Each CS-5000 system can link to other CS-5000s or to the Axxess range, so you can have multiple physical PBXs which appear to the user to be one big phone system. If you wish, the CTI data streams can be aggregated in a gateway – each event message includes a flag showing which PBX the message came from. The only caveat is that the administration program (a Windows-based application called DBAdmin) differs between the CS-5000 and the Axxess. The two applications actually look identical – you really can’t tell the difference – but you can’t run the CS-5000 admin program to manage an Axxess, or vice versa. The reason is simple – the architectures of the two systems, even though they’re completely interoperable, are completely different beats. At least they’ve made the two management apps look and work the same, though.

Are there any negative points? Just some minor ones. First, although DBAdmin is versatile and fairly simple to use, there’s a lot to get to grips with and the GUI can be a bit clunky. Second, although these systems are ridiculously inexpensive, don’t think for a minute that just because it isn’t costing much, you can order one and plug it in yourself. This is particularly true if you’re sitting the unit behind a NAT firewall and you’ll be using home-worker VoIP handsets – it works great, but you need to know what settings to play with (when I first did it it took a packet-sniffer and a long phone call to a specialist to figure out what we were doing wrong!). Expect to pay a reseller for a few hours of time to install the box for you, then. Also, to make the most of the unit you should really spend some money on a short training course to learn what all the bits do and how to administer it properly.
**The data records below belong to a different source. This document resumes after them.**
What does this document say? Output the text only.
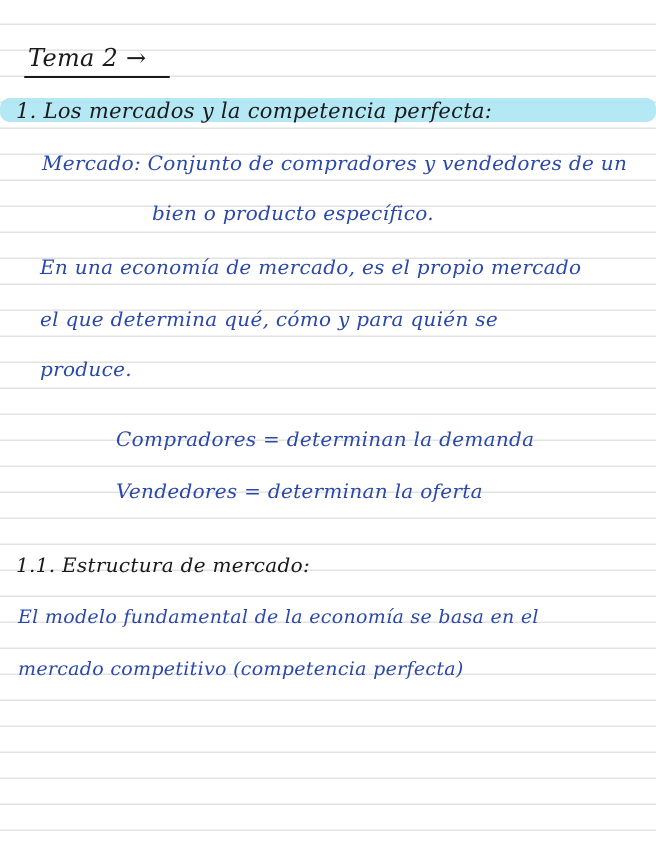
Tema 2 →
1. Los mercados y la competencia perfecta:
Mercado: Conjunto de compradores y vendedores de un
bien o producto específico.
En una economía de mercado, es el propio mercado
el que determina qué, cómo y para quién se
produce.
Compradores = determinan la demanda
Vendedores = determinan la oferta
1.1. Estructura de mercado:
El modelo fundamental de la economía se basa en el
mercado competitivo (competencia perfecta)
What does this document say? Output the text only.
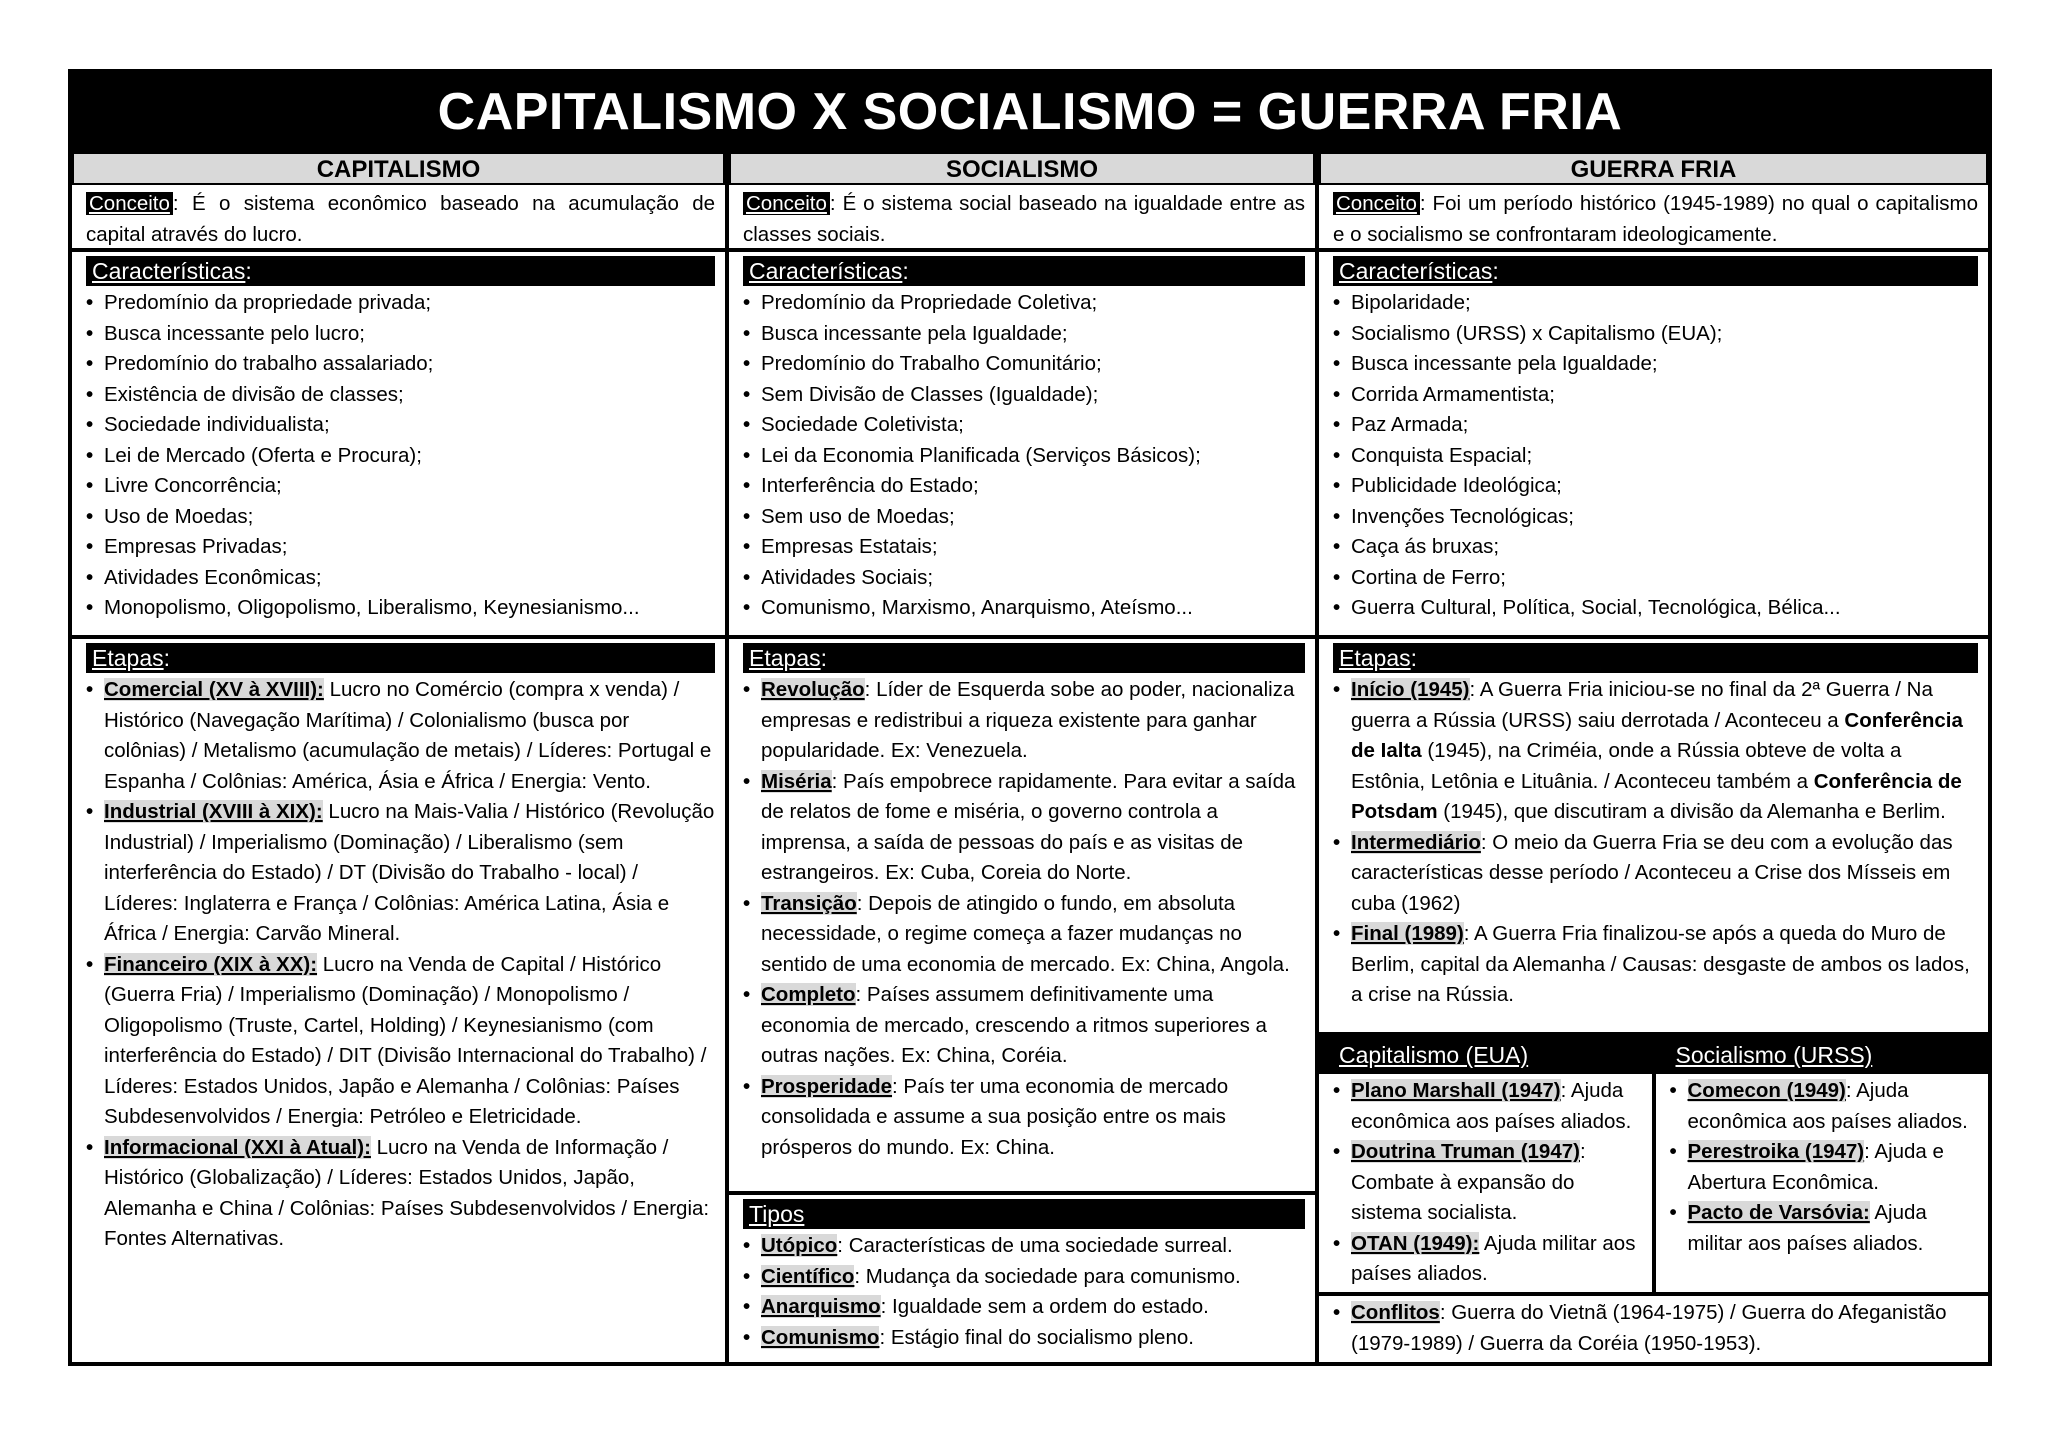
CAPITALISMO X SOCIALISMO = GUERRA FRIA
CAPITALISMO
Conceito : É o sistema econômico baseado na acumulação de capital através do lucro.
Características:
• Predomínio da propriedade privada;
• Busca incessante pelo lucro;
• Predomínio do trabalho assalariado;
• Existência de divisão de classes;
• Sociedade individualista;
• Lei de Mercado (Oferta e Procura);
• Livre Concorrência;
• Uso de Moedas;
• Empresas Privadas;
• Atividades Econômicas;
• Monopolismo, Oligopolismo, Liberalismo, Keynesianismo...
Etapas:
• Comercial (XV à XVIII): Lucro no Comércio (compra x venda) / Histórico (Navegação Marítima) / Colonialismo (busca por colônias) / Metalismo (acumulação de metais) / Líderes: Portugal e Espanha / Colônias: América, Ásia e África / Energia: Vento.
• Industrial (XVIII à XIX): Lucro na Mais-Valia / Histórico (Revolução Industrial) / Imperialismo (Dominação) / Liberalismo (sem interferência do Estado) / DT (Divisão do Trabalho - local) / Líderes: Inglaterra e França / Colônias: América Latina, Ásia e África / Energia: Carvão Mineral.
• Financeiro (XIX à XX): Lucro na Venda de Capital / Histórico (Guerra Fria) / Imperialismo (Dominação) / Monopolismo / Oligopolismo (Truste, Cartel, Holding) / Keynesianismo (com interferência do Estado) / DIT (Divisão Internacional do Trabalho) / Líderes: Estados Unidos, Japão e Alemanha / Colônias: Países Subdesenvolvidos / Energia: Petróleo e Eletricidade.
• Informacional (XXI à Atual): Lucro na Venda de Informação / Histórico (Globalização) / Líderes: Estados Unidos, Japão, Alemanha e China / Colônias: Países Subdesenvolvidos / Energia: Fontes Alternativas.
SOCIALISMO
Conceito : É o sistema social baseado na igualdade entre as classes sociais.
Características:
• Predomínio da Propriedade Coletiva;
• Busca incessante pela Igualdade;
• Predomínio do Trabalho Comunitário;
• Sem Divisão de Classes (Igualdade);
• Sociedade Coletivista;
• Lei da Economia Planificada (Serviços Básicos);
• Interferência do Estado;
• Sem uso de Moedas;
• Empresas Estatais;
• Atividades Sociais;
• Comunismo, Marxismo, Anarquismo, Ateísmo...
Etapas:
• Revolução: Líder de Esquerda sobe ao poder, nacionaliza empresas e redistribui a riqueza existente para ganhar popularidade. Ex: Venezuela.
• Miséria: País empobrece rapidamente. Para evitar a saída de relatos de fome e miséria, o governo controla a imprensa, a saída de pessoas do país e as visitas de estrangeiros. Ex: Cuba, Coreia do Norte.
• Transição: Depois de atingido o fundo, em absoluta necessidade, o regime começa a fazer mudanças no sentido de uma economia de mercado. Ex: China, Angola.
• Completo: Países assumem definitivamente uma economia de mercado, crescendo a ritmos superiores a outras nações. Ex: China, Coréia.
• Prosperidade: País ter uma economia de mercado consolidada e assume a sua posição entre os mais prósperos do mundo. Ex: China.
Tipos
• Utópico: Características de uma sociedade surreal.
• Científico: Mudança da sociedade para comunismo.
• Anarquismo: Igualdade sem a ordem do estado.
• Comunismo: Estágio final do socialismo pleno.
GUERRA FRIA
Conceito : Foi um período histórico (1945-1989) no qual o capitalismo e o socialismo se confrontaram ideologicamente.
Características:
• Bipolaridade;
• Socialismo (URSS) x Capitalismo (EUA);
• Busca incessante pela Igualdade;
• Corrida Armamentista;
• Paz Armada;
• Conquista Espacial;
• Publicidade Ideológica;
• Invenções Tecnológicas;
• Caça ás bruxas;
• Cortina de Ferro;
• Guerra Cultural, Política, Social, Tecnológica, Bélica...
Etapas:
• Início (1945): A Guerra Fria iniciou-se no final da 2ª Guerra / Na guerra a Rússia (URSS) saiu derrotada / Aconteceu a Conferência de Ialta (1945), na Criméia, onde a Rússia obteve de volta a Estônia, Letônia e Lituânia. / Aconteceu também a Conferência de Potsdam (1945), que discutiram a divisão da Alemanha e Berlim.
• Intermediário: O meio da Guerra Fria se deu com a evolução das características desse período / Aconteceu a Crise dos Mísseis em cuba (1962)
• Final (1989): A Guerra Fria finalizou-se após a queda do Muro de Berlim, capital da Alemanha / Causas: desgaste de ambos os lados, a crise na Rússia.
Capitalismo (EUA)
• Plano Marshall (1947): Ajuda econômica aos países aliados.
• Doutrina Truman (1947): Combate à expansão do sistema socialista.
• OTAN (1949): Ajuda militar aos países aliados.
Socialismo (URSS)
• Comecon (1949): Ajuda econômica aos países aliados.
• Perestroika (1947): Ajuda e Abertura Econômica.
• Pacto de Varsóvia: Ajuda militar aos países aliados.
• Conflitos: Guerra do Vietnã (1964-1975) / Guerra do Afeganistão (1979-1989) / Guerra da Coréia (1950-1953).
It’s no surprise that I like the CS-5000 range. Okay, you have to think a bit about the concurrent call limitations, but I quite like the way they’ve done it. After all, the CS-5200 was originally sold as having a 25-user limit (to reflect its call capacity) so what they’re achieving by upping the limit is to say: “Look, if you have maximum compression on everything, you’ll still have the 25-user limit, but if you don’t need that, we’ll let you use the capacity”. Add up the excellent CTI capabilities, the attractive price, and the fact that you can start with a CS-5200, then upgrade that to a 5400, then upgrade that to a 5600, then maybe integrate it easily with additional ones, and you have a scalable system too.


Don’t forget to factor in the installation/training costs, because if you’ve got any sense, you’ll want some of both.